Why aren’t we talking about the future?
Why isn’t he asking me to move in?
Why is she going on trips and not inviting me?
Why don’t I ever get texts, cards, or little gifts saying he’s thinking about me?
Why doesn’t she include me with friends?
Why is he always too busy?
Why haven’t we said “I love you” to each other?
You feel something’s up. You want answers, but don’t dare ask, lest you rock the boat or appear needy. You’re probably being paranoid anyway. Maybe there’s a good reason for their distance. Maybe they’re taking their time, or they’re cautious, or maybe they really are busy at work.
You keep your mouth shut until you can’t take it any longer. The unknown is killing you, so you finally say “We need to talk.”
So you make a date to sit down either at your place or somewhere neutral like a restaurant, and have “The Talk.” You ask “Where is this going? Do you want to be in a relationship? What are you looking for? Are we exclusive?” All the questions you’ve been dying to ask because you need to know your future. And who can blame you? No one wants to get hurt, be rejected, give their heart away, or invest time and energy into something that’s going nowhere.
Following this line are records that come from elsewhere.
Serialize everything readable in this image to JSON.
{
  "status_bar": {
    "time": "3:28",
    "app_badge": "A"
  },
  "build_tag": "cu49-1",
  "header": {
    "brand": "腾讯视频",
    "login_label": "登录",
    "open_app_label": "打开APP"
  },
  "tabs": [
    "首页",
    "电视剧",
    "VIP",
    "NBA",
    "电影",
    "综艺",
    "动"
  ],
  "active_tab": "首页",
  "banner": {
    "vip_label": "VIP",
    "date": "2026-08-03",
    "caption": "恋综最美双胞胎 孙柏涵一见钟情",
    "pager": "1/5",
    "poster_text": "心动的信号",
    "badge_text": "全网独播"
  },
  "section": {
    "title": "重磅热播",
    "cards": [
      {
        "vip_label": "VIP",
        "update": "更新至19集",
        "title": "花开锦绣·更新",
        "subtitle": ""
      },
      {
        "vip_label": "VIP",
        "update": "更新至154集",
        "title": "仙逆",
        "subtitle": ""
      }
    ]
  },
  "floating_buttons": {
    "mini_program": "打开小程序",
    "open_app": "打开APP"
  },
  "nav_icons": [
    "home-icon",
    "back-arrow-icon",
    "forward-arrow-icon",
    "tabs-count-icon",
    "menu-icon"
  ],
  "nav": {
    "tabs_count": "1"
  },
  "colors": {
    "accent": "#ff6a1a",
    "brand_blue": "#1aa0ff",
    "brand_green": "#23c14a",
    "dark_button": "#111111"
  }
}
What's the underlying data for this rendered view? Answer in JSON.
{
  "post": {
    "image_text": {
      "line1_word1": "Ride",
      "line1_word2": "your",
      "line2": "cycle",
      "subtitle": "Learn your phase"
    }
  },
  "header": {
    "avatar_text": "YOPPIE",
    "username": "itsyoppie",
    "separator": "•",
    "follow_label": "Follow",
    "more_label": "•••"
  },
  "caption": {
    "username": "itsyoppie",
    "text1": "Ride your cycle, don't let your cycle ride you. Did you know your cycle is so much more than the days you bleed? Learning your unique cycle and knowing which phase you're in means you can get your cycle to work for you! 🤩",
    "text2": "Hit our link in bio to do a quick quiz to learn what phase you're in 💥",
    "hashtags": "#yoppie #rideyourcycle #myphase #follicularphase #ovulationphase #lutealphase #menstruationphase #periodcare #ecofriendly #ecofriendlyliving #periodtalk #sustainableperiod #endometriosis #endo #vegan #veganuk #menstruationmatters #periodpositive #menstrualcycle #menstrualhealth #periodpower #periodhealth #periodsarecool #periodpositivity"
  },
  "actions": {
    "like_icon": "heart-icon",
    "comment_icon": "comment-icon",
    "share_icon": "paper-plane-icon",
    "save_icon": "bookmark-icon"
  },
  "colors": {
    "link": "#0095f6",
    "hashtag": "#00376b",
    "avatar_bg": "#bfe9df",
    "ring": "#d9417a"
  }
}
But here’s the thing with “The Talk:” what you gain in answers, you lose in self-determination. Twice in my life I had “The Talk,” and both times made me feel pitiful. I knew my boyfriends probably didn’t want to move forward, but I didn’t have the guts to pull the plug, nor did they have the balls to end it, so I swallowed my pride and took my lumps as they handed me my fate. When you have “The Talk,” you not only give all your power and agency away, you put your future into someone else’s hands to determine.
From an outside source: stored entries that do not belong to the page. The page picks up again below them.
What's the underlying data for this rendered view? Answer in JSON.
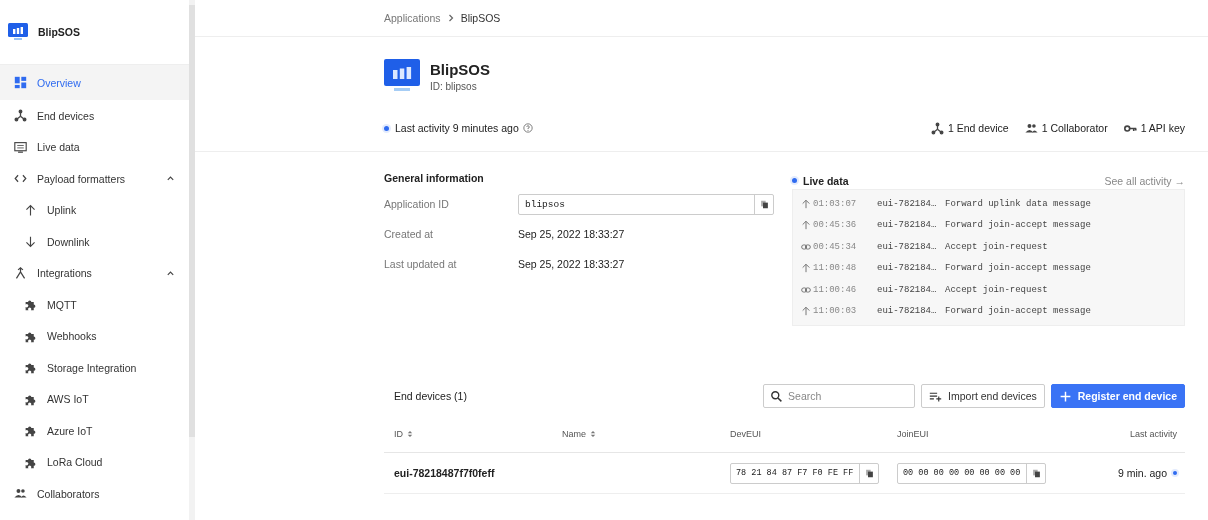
{
  "sidebar": {
    "app_name": "BlipSOS",
    "items": [
      {
        "label": "Overview",
        "selected": true
      },
      {
        "label": "End devices",
        "selected": false
      },
      {
        "label": "Live data",
        "selected": false
      },
      {
        "label": "Payload formatters",
        "selected": false,
        "expanded": true,
        "children": [
          {
            "label": "Uplink",
            "selected": false
          },
          {
            "label": "Downlink",
            "selected": false
          }
        ]
      },
      {
        "label": "Integrations",
        "selected": false,
        "expanded": true,
        "children": [
          {
            "label": "MQTT",
            "selected": false
          },
          {
            "label": "Webhooks",
            "selected": false
          },
          {
            "label": "Storage Integration",
            "selected": false
          },
          {
            "label": "AWS IoT",
            "selected": false
          },
          {
            "label": "Azure IoT",
            "selected": false
          },
          {
            "label": "LoRa Cloud",
            "selected": false
          }
        ]
      },
      {
        "label": "Collaborators",
        "selected": false
      }
    ]
  },
  "breadcrumb": [
    "Applications",
    "BlipSOS"
  ],
  "header": {
    "title": "BlipSOS",
    "id": "ID: blipsos",
    "last_activity": "Last activity 9 minutes ago",
    "stats": [
      "1 End device",
      "1 Collaborator",
      "1 API key"
    ]
  },
  "general": {
    "title": "General information",
    "application_id_label": "Application ID",
    "application_id": "blipsos",
    "rows": [
      {
        "label": "Created at",
        "value": "Sep 25, 2022 18:33:27"
      },
      {
        "label": "Last updated at",
        "value": "Sep 25, 2022 18:33:27"
      }
    ]
  },
  "live_data": {
    "title": "Live data",
    "link": "See all activity →",
    "events": [
      {
        "kind": "forward",
        "time": "01:03:07",
        "device": "eui-782184…",
        "message": "Forward uplink data message"
      },
      {
        "kind": "forward",
        "time": "00:45:36",
        "device": "eui-782184…",
        "message": "Forward join-accept message"
      },
      {
        "kind": "accept",
        "time": "00:45:34",
        "device": "eui-782184…",
        "message": "Accept join-request"
      },
      {
        "kind": "forward",
        "time": "11:00:48",
        "device": "eui-782184…",
        "message": "Forward join-accept message"
      },
      {
        "kind": "accept",
        "time": "11:00:46",
        "device": "eui-782184…",
        "message": "Accept join-request"
      },
      {
        "kind": "forward",
        "time": "11:00:03",
        "device": "eui-782184…",
        "message": "Forward join-accept message"
      }
    ]
  },
  "end_devices": {
    "title": "End devices (1)",
    "search": {
      "placeholder": "Search"
    },
    "import_button": "Import end devices",
    "register_button": "Register end device",
    "columns": [
      {
        "label": "ID",
        "sortable": true
      },
      {
        "label": "Name",
        "sortable": true
      },
      {
        "label": "DevEUI",
        "sortable": false
      },
      {
        "label": "JoinEUI",
        "sortable": false
      },
      {
        "label": "Last activity",
        "sortable": false
      }
    ],
    "rows": [
      {
        "id": "eui-78218487f7f0feff",
        "name": "",
        "dev_eui": "78 21 84 87 F7 F0 FE FF",
        "join_eui": "00 00 00 00 00 00 00 00",
        "last_activity": "9 min. ago",
        "online": true
      }
    ]
  }
}
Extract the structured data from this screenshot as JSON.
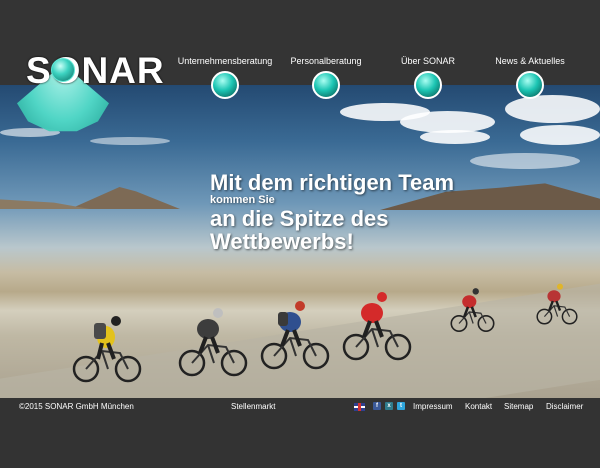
{
  "brand": {
    "name": "SONAR"
  },
  "nav": {
    "items": [
      {
        "label": "Unternehmensberatung"
      },
      {
        "label": "Personalberatung"
      },
      {
        "label": "Über SONAR"
      },
      {
        "label": "News & Aktuelles"
      }
    ]
  },
  "hero": {
    "line1": "Mit dem richtigen Team",
    "line2": "kommen Sie",
    "line3": "an die Spitze des",
    "line4": "Wettbewerbs!"
  },
  "footer": {
    "copyright": "©2015 SONAR GmbH München",
    "stellenmarkt": "Stellenmarkt",
    "impressum": "Impressum",
    "kontakt": "Kontakt",
    "sitemap": "Sitemap",
    "disclaimer": "Disclaimer",
    "language_icon": "uk-flag-icon",
    "social_icons": [
      "facebook-icon",
      "xing-icon",
      "twitter-icon"
    ]
  },
  "colors": {
    "background": "#333333",
    "accent": "#3dd3c1",
    "text": "#ffffff"
  }
}
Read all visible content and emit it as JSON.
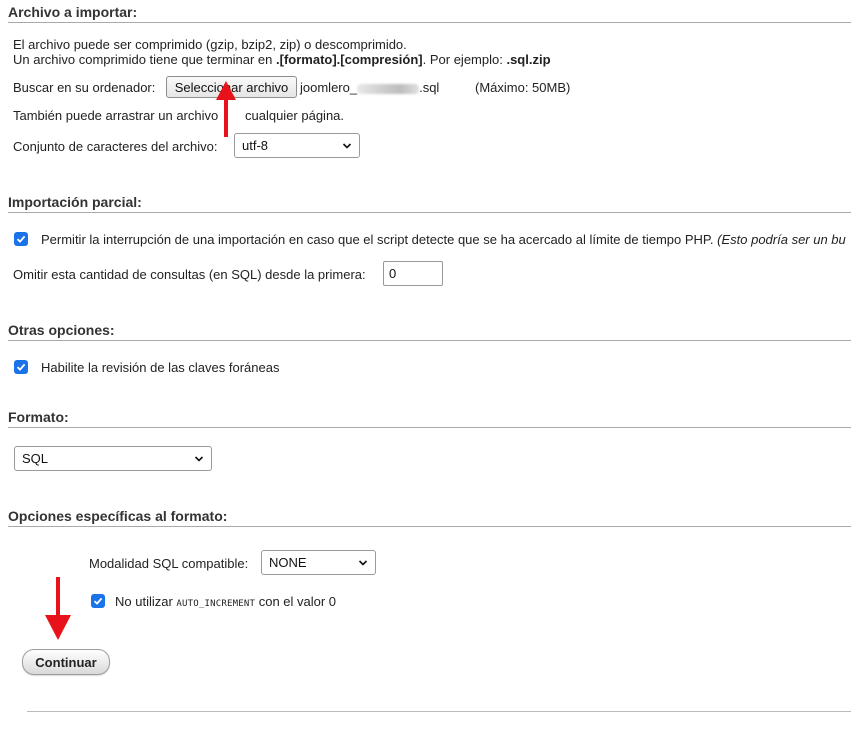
{
  "import_file": {
    "title": "Archivo a importar:",
    "compress_info_line1": "El archivo puede ser comprimido (gzip, bzip2, zip) o descomprimido.",
    "compress_info_line2_prefix": "Un archivo comprimido tiene que terminar en ",
    "compress_info_line2_bold": ".[formato].[compresión]",
    "compress_info_line2_mid": ". Por ejemplo: ",
    "compress_info_line2_example": ".sql.zip",
    "browse_label": "Buscar en su ordenador:",
    "select_file_button": "Seleccionar archivo",
    "file_name_prefix": "joomlero_",
    "file_name_suffix": ".sql",
    "max_size": "(Máximo: 50MB)",
    "drag_text_part1": "También puede arrastrar un archivo",
    "drag_text_part2": "cualquier página.",
    "charset_label": "Conjunto de caracteres del archivo:",
    "charset_value": "utf-8"
  },
  "partial_import": {
    "title": "Importación parcial:",
    "allow_interrupt_label": "Permitir la interrupción de una importación en caso que el script detecte que se ha acercado al límite de tiempo PHP.",
    "allow_interrupt_note": "(Esto podría ser un bu",
    "allow_interrupt_checked": true,
    "skip_queries_label": "Omitir esta cantidad de consultas (en SQL) desde la primera:",
    "skip_queries_value": "0"
  },
  "other_options": {
    "title": "Otras opciones:",
    "foreign_keys_label": "Habilite la revisión de las claves foráneas",
    "foreign_keys_checked": true
  },
  "format": {
    "title": "Formato:",
    "format_value": "SQL"
  },
  "format_specific": {
    "title": "Opciones específicas al formato:",
    "sql_compat_label": "Modalidad SQL compatible:",
    "sql_compat_value": "NONE",
    "no_auto_inc_prefix": "No utilizar",
    "no_auto_inc_code": "AUTO_INCREMENT",
    "no_auto_inc_suffix": "con el valor 0",
    "no_auto_inc_checked": true
  },
  "actions": {
    "continue_button": "Continuar"
  },
  "colors": {
    "checkbox_accent": "#1a73e8",
    "annotation_arrow": "#e8131a"
  },
  "icons": [
    "checkmark-icon",
    "chevron-down-icon",
    "annotation-arrow-icon"
  ]
}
If you have to have “The Talk,” you already know the answers.
Don’t get me wrong, I’m all for having “The Talk,” but instead of waiting to be handed your fate, be proactive and tell them where YOU stand. State YOUR needs first. Tell your BF/GF what YOU want. Tell them where YOU want to go, and if they’re not on-board, then end it on YOUR terms, with dignity and grace.
Here’s “The Talk” I want you to initiate:
YOU: “We’ve been dating a while, and I’m sensing some reticence on your part. I’m not sure if you share my goals for this relationship, but if we’re not on the same page, then let’s not keep spinning each other’s wheels. I’d like to move on if that’s the case.”
If you approach “The Talk” from a place of resolve and strength, power instead of passivity, it will arm you for what comes next.
Be prepared for answers you may not want to hear. Be prepared to breakup. Be prepared to cry. Be prepared to walk away. Be prepared for shit to get real. Your BF/GF might not fight for you, or they may profess their true love. The good news is, whatever “The Talk” reveals, you will be well prepared to take your future into your own hands.